I. THE EUKARYOTIC CELL

A. COMPOSITION AND FUNCTIONS OF EUKARYOTIC CELLULAR STRUCTURES

3. The Endomembrane System

b. The Endoplasmic Reticulum

Fundamental Statements for this Learning Object:

1. The endoplasmic reticulum or ER is a maze of parallel membranous tubules and flattened sacs surrounding the nucleus that connects with the nuclear membrane and runs throughout the cytoplasm.
2. ER with ribosomes attached is called rough endoplasmic reticulum and is involved in protein synthesis, production of new membrane, modification of newly formed proteins, and transport of these proteins and membrane to other locations within the cell.
3. ER without ribosomes is called smooth endoplasmic reticulum and contains enzymes for lipid biosynthesis, especially the synthesis of phospholipids and steroids. The smooth endoplasmic reticulum forms transition vesicles to transfer molecules produced in the rough ER to the Golgi complex.

 

LEARNING OBJECTIVES FOR THIS SECTION


The cell is the basic unit of life. Based on the organization of their cellular structures, all living cells can be divided into two groups: prokaryotic and eukaryotic (also spelled procaryotic and eucaryotic). Animals, plants, fungi, protozoans, and algae all possess eukaryotic cell types. Only bacteria have prokaryotic cell types.

Eukaryotic cells are generally much larger and more complex than prokaryotic. Because of their larger size, they require a variety of specialized internal membrane-bound organelles to carry out metabolism, provide energy, and transport chemicals throughout the cell.

Eukaryotic cells possess what is referred to as an internal membrane system or endomembrane system that compartmentalizes the cell for various different but interrelated cellular functions. Some of these internal membrane-bound organelles, such as the nucleus and the endoplasmic reticulum, have direct connections to one another. Other organelles, such as the endoplasmic reticulum and the Golgi complex transport materials to other organelles in vesicles. A vesicle buds off of one organelle and transports materials when it fuses with another membrane.

We will now look at the endoplasmic reticulum of eukaryotic cells.


The Endoplasmic Reticulum (def) (see Fig. 31, Fig. 30, Fig. 32, and Fig. 33).

The endoplasmic reticulum or ER is a maze of parallel membranous tubules and flattened sacs surrounding the nucleus that connects with the nuclear membrane and runs throughout the cytoplasm (see Fig. 33).

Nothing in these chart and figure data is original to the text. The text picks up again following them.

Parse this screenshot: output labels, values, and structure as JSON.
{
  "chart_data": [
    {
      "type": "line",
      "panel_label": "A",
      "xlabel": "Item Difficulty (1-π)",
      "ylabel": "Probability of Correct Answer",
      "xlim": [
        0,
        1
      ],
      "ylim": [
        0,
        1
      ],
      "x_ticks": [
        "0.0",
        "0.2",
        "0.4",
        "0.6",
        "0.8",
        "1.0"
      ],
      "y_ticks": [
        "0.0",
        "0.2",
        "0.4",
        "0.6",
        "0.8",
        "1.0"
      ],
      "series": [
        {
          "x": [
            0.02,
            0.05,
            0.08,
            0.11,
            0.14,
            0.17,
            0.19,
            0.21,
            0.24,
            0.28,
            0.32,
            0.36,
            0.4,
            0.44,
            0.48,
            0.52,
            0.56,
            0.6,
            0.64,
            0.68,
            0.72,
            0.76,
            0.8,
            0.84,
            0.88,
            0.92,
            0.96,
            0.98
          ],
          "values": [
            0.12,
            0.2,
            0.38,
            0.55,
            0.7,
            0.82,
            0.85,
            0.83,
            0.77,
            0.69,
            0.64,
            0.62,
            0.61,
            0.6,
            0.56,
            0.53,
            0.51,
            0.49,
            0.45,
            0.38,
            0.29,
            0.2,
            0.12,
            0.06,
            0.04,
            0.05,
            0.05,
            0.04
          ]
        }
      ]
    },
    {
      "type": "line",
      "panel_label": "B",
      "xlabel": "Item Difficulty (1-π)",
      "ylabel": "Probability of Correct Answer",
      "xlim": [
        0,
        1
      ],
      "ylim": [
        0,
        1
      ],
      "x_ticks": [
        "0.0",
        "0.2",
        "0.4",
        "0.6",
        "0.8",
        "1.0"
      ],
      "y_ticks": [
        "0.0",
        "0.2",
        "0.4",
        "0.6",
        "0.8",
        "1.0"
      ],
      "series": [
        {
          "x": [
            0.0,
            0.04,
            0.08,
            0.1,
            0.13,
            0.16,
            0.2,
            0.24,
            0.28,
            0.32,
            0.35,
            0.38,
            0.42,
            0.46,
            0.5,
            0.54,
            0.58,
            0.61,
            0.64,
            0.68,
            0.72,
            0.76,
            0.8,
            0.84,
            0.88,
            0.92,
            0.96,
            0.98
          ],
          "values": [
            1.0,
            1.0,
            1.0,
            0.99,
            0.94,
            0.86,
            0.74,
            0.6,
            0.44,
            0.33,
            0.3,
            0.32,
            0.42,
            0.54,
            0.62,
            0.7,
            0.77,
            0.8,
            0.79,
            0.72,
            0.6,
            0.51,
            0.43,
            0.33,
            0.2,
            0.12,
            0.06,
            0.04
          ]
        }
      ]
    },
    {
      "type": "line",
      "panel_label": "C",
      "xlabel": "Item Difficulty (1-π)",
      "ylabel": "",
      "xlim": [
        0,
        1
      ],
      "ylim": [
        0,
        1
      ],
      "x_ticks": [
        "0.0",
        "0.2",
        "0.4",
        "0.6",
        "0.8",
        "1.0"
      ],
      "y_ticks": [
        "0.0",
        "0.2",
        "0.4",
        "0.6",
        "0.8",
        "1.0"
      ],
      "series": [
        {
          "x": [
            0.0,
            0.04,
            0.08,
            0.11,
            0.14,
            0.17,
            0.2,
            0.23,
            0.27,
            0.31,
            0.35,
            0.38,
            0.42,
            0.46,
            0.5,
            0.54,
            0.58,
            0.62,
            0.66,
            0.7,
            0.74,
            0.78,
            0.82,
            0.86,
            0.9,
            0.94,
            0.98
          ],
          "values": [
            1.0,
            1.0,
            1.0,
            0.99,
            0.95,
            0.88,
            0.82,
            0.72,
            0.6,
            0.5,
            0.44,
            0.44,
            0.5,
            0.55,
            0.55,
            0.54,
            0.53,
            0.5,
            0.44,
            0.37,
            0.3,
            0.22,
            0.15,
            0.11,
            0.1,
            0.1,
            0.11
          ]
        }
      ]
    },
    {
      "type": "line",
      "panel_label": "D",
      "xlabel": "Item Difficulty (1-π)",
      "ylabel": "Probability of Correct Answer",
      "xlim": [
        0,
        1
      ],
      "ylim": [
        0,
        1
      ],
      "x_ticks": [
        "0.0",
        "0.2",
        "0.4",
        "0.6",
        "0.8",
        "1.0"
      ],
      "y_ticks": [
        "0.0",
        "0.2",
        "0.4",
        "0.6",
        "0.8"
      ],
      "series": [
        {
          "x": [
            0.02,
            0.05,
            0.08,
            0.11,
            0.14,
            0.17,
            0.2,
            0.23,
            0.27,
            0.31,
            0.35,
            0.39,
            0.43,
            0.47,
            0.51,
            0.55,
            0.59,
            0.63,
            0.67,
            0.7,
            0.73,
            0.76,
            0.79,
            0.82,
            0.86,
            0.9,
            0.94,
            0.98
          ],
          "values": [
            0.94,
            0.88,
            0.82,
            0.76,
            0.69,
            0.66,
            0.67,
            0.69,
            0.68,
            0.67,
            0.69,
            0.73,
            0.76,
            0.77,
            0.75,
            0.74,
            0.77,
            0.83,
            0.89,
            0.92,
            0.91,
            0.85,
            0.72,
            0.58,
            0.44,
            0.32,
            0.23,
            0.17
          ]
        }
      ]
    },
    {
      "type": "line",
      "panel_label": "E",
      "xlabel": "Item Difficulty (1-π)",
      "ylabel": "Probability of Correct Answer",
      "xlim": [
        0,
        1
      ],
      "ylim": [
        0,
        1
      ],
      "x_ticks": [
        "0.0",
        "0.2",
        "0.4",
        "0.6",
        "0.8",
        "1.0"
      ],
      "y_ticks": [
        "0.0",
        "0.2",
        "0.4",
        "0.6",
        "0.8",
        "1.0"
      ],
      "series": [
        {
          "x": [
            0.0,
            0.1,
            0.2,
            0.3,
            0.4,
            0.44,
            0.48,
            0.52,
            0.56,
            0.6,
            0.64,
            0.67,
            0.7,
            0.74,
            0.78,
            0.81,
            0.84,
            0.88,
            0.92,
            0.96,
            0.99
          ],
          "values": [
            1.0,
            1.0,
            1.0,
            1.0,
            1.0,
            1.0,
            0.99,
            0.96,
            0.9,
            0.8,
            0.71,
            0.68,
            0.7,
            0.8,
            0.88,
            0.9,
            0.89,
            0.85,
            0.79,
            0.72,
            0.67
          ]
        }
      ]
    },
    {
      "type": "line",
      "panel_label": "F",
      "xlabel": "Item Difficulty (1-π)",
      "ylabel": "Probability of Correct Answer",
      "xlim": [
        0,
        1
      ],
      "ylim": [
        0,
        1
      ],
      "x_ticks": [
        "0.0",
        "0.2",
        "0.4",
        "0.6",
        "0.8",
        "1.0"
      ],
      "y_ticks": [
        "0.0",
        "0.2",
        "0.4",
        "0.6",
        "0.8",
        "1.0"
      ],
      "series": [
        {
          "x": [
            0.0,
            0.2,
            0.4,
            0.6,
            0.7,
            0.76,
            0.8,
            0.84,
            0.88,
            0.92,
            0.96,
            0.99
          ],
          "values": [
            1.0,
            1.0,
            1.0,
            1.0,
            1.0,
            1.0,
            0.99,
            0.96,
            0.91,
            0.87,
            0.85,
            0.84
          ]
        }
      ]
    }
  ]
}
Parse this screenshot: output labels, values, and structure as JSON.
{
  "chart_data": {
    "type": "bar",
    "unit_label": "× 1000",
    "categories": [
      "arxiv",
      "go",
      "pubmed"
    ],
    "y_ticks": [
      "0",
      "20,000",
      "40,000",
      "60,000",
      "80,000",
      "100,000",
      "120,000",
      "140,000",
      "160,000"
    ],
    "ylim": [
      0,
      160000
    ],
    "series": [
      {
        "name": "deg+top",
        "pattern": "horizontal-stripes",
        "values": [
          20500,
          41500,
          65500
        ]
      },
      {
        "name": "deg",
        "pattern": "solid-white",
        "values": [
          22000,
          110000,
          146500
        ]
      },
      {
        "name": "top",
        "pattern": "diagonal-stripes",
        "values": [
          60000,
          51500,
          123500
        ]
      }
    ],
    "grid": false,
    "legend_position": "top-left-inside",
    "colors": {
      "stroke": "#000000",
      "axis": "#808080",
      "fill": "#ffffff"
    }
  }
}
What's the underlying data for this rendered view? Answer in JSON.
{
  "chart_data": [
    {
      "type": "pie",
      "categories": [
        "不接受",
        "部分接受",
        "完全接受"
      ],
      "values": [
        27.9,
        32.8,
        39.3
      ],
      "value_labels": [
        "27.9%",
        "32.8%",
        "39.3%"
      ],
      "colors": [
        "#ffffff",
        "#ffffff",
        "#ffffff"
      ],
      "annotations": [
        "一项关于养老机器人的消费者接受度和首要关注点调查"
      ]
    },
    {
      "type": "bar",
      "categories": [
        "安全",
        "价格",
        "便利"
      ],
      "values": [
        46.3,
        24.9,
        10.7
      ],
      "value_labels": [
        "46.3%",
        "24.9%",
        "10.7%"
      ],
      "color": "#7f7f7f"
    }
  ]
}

The ER functions to:

1) provide a surface area for protein and lipid synthesis;

2) form a pathway for transporting molecules within the cell; and

3) provide a storage area for molecules the cell has synthesized.

The endoplasmic reticulum connects to the pores of the nuclear envelope. The pores in the nuclear membrane allow ribosomal subunits and mRNA transcribed off genes in the DNA to leave the nucleus, enter the cytoplasm, and participate in protein synthesis.

There are two distinct regions of the ER: the rough ER and the smooth ER.

1. Rough Endoplasmic Reticulum

ER with ribosomes attached is called rough endoplasmic reticulum (see Fig. 31, Fig. 30, and Fig. 33) and is involved in protein synthesis, production of new membrane, modification of newly formed proteins, and transport of these proteins and membrane to other locations within the cell.

Ribosomal subunits and mRNA molecules transcribed off genes in the DNA leave the nucleus through pores in the nuclear membrane, enter the cytoplasm, and participate in protein synthesis. Ribosomes attached to mRNA molecules coding for proteins to be secreted from the cell or enter lysosomes attach to receptors on the ER. The ribosomes are tightly attached to the rough ER and contain a tunnel that connects to a pore in the ER called a translocon. The proteins that are synthesized by the ribosomes can then pass through the translocon and enter the lumen of the ER where they can be transported to other locations within the ER. Proteins secreted from the cell by exocytosis or destined for lysosomes are synthesized by the ribosomes on the surface of the rough ER. Proteins for use within the eukaryotic cell or intended for organelles such as mitochondria, chloroplasts, and peroxisomes are synthesized by mRNA molecules attached to ribosomes in the cytoplasm.

2. Smooth Endoplasmic Reticulum

ER without ribosomes is called smooth endoplasmic reticulum (see Fig. 31 and Fig. 33) and contains enzymes for lipid biosynthesis, especially the synthesis of phospholipids and steroids. The smooth endoplasmic reticulum forms transition vesicles to transfer molecules produced in the rough ER to the Golgi complex. (see Fig. 31 and Fig. 33).